Creating Connections via CLI
airflow connections add \ --conn-id "prod_postgres_db" \ --conn-type "postgres" \ --conn-host "db.company.com" \ --conn-schema "sales" \ --conn-login "airflow_user" \ --conn-password "SuperSecret123" \ --conn-port 5432
Using a Connection in a DAG
from airflow.providers.postgres.hooks.postgres import PostgresHook
def load_data():
hook = PostgresHook(postgres_conn_id="prod_postgres_db")
hook.run("INSERT INTO sales SELECT * FROM staging_sales;")
The Hook fetches the connection details from Airflow's database automatically. The password never appears in your code.
Testing a Connection
In the UI, go to Admin → Connections. Click the pencil icon next to any connection. Scroll to the bottom of the form and click Test Connection. Airflow checks if it can reach the host and authenticate.
Environment Variables for Connections
You can also define connections through operating system environment variables. This is popular in Docker and Kubernetes deployments:
# Format: AIRFLOW_CONN_{CONN_ID_UPPERCASE}
export AIRFLOW_CONN_PROD_POSTGRES_DB="postgresql://airflow_user:SuperSecret123@db.company.com:5432/sales"
Airflow reads environment variables automatically. No UI setup needed.

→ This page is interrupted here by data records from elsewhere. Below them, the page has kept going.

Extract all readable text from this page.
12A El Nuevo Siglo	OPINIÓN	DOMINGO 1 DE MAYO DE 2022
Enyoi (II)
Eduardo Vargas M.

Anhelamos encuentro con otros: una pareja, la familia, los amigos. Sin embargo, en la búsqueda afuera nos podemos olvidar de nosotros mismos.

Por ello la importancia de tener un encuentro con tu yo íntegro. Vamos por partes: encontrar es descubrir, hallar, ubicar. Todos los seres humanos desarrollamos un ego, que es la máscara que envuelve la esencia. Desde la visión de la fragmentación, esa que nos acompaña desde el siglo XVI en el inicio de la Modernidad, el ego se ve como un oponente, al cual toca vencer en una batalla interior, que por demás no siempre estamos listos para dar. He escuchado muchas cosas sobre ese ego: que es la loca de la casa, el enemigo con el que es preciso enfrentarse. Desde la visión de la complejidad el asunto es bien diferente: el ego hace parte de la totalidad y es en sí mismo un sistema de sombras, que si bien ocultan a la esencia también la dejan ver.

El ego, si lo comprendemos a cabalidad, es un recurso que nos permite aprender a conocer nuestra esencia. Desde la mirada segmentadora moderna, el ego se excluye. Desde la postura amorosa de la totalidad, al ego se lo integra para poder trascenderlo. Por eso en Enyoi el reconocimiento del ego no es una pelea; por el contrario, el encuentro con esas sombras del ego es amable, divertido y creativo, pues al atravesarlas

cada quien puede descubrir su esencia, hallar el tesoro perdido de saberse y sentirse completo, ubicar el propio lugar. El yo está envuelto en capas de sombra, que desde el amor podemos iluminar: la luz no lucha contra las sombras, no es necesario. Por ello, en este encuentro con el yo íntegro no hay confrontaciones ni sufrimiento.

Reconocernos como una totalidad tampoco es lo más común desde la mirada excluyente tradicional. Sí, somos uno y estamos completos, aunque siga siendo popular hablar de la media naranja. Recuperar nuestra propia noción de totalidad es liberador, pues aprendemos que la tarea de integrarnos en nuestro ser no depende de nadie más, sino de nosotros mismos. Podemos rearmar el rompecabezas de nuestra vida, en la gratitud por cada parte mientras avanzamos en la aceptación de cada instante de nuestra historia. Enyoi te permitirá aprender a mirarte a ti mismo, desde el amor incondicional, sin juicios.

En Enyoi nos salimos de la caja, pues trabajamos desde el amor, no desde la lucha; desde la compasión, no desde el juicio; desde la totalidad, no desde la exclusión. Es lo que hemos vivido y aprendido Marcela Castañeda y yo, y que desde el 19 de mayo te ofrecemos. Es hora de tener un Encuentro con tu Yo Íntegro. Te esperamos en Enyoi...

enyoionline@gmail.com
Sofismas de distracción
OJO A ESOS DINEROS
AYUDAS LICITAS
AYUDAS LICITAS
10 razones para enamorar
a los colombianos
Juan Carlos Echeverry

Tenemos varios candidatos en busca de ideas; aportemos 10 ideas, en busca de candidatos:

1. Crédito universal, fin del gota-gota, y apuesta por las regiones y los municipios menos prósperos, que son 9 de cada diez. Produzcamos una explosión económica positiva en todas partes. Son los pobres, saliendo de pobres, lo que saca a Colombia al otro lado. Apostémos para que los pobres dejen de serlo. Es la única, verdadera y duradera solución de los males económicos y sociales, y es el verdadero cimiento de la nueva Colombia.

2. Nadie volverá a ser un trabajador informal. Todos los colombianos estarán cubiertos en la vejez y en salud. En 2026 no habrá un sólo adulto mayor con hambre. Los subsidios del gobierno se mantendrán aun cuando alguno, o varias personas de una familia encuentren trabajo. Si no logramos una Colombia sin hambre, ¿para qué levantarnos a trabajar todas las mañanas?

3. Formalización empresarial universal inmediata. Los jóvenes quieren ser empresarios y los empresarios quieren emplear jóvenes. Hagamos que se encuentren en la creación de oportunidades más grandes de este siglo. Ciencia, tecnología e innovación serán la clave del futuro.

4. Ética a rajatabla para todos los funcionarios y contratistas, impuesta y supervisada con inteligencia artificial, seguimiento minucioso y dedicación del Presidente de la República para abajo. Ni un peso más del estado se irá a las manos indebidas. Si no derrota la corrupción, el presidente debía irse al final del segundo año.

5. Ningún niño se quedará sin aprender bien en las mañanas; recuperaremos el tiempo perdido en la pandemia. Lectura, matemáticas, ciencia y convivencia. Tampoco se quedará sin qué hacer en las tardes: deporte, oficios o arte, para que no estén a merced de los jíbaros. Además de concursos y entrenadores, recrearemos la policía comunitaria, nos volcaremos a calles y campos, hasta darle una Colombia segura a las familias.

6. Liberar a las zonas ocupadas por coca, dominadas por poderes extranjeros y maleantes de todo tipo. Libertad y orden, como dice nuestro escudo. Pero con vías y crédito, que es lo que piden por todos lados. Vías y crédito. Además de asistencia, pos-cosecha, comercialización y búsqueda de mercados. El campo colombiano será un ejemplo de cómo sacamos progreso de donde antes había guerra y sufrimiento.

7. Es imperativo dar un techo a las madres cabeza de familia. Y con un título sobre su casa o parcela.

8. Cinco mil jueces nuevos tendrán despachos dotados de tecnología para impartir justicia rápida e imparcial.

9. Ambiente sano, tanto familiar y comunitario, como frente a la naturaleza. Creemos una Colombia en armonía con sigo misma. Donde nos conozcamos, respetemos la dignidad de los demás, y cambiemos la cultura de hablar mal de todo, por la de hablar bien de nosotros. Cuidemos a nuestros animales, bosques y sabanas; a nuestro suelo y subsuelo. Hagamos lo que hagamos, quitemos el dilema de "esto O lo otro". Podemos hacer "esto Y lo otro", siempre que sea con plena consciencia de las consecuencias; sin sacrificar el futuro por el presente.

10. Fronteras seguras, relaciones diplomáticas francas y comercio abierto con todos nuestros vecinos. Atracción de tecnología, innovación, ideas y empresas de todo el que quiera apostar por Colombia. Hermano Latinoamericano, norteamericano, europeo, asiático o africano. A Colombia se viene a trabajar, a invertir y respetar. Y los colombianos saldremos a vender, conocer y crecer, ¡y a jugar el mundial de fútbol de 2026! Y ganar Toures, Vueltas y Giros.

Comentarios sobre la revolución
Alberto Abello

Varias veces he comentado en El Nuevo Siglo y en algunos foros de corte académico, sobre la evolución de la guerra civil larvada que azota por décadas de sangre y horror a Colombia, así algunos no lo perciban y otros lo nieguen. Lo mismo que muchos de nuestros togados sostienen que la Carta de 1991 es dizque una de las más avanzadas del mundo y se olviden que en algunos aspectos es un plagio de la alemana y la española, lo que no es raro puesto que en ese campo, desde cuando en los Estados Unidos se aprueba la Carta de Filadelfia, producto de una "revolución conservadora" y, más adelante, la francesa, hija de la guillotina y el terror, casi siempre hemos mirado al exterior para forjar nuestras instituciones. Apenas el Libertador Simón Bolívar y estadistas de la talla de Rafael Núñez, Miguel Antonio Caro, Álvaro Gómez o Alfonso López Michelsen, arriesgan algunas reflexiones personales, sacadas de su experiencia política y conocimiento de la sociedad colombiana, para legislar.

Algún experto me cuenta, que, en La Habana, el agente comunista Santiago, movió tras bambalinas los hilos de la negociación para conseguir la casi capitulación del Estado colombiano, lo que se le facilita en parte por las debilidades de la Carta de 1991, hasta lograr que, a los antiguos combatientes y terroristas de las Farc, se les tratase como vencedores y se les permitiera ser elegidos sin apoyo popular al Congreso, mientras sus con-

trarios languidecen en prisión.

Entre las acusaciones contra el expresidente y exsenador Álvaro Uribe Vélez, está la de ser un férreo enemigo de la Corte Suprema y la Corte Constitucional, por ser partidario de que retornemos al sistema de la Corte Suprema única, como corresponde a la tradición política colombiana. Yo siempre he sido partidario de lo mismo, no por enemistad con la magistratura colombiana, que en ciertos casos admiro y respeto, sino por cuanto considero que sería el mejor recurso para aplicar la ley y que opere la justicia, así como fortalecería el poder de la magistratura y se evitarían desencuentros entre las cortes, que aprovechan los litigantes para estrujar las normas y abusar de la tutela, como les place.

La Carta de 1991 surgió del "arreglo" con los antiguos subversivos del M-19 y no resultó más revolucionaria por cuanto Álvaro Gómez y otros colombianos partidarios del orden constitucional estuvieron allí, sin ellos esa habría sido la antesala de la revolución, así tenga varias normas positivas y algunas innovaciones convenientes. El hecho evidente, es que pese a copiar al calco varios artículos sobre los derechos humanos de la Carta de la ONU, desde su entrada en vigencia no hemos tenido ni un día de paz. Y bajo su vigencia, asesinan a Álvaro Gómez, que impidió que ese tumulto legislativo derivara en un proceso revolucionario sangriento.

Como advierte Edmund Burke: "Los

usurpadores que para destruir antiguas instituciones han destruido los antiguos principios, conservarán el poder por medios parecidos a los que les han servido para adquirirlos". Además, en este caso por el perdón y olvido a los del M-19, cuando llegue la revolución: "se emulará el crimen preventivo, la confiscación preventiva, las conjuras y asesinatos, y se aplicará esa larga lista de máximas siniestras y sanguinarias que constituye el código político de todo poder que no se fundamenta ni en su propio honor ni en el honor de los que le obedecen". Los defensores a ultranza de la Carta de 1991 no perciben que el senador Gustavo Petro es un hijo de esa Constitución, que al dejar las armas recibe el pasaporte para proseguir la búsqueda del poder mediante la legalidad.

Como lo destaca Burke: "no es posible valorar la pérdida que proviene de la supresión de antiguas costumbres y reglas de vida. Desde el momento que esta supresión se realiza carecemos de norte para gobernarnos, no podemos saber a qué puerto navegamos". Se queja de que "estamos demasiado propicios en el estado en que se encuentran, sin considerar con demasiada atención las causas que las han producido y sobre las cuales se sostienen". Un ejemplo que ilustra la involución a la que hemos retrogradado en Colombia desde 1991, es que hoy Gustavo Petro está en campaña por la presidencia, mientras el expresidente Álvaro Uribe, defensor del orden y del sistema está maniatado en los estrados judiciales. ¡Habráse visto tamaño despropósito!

Variables vs Connections: When to Use Each
| Use Case | Use Variable | Use Connection |
|---|---|---|
| Output folder path | ✓ | |
| Email addresses | ✓ | |
| Database credentials | ✓ | |
| API host and token | ✓ | |
| Batch size setting | ✓ | |
| S3 bucket credentials | ✓ | |
| Feature flags (true/false) | ✓ |
Secrets Backend (Enterprise Alternative)
For production environments, many teams store secrets in dedicated vaults instead of Airflow's own database. Airflow supports plugging in these secret backends directly:
- HashiCorp Vault — popular open-source secrets manager
- AWS Secrets Manager — managed service from Amazon
- Google Secret Manager — managed service from Google
- Azure Key Vault — managed service from Microsoft
When a secrets backend is configured, Airflow looks there first before checking its own database for connections and variables.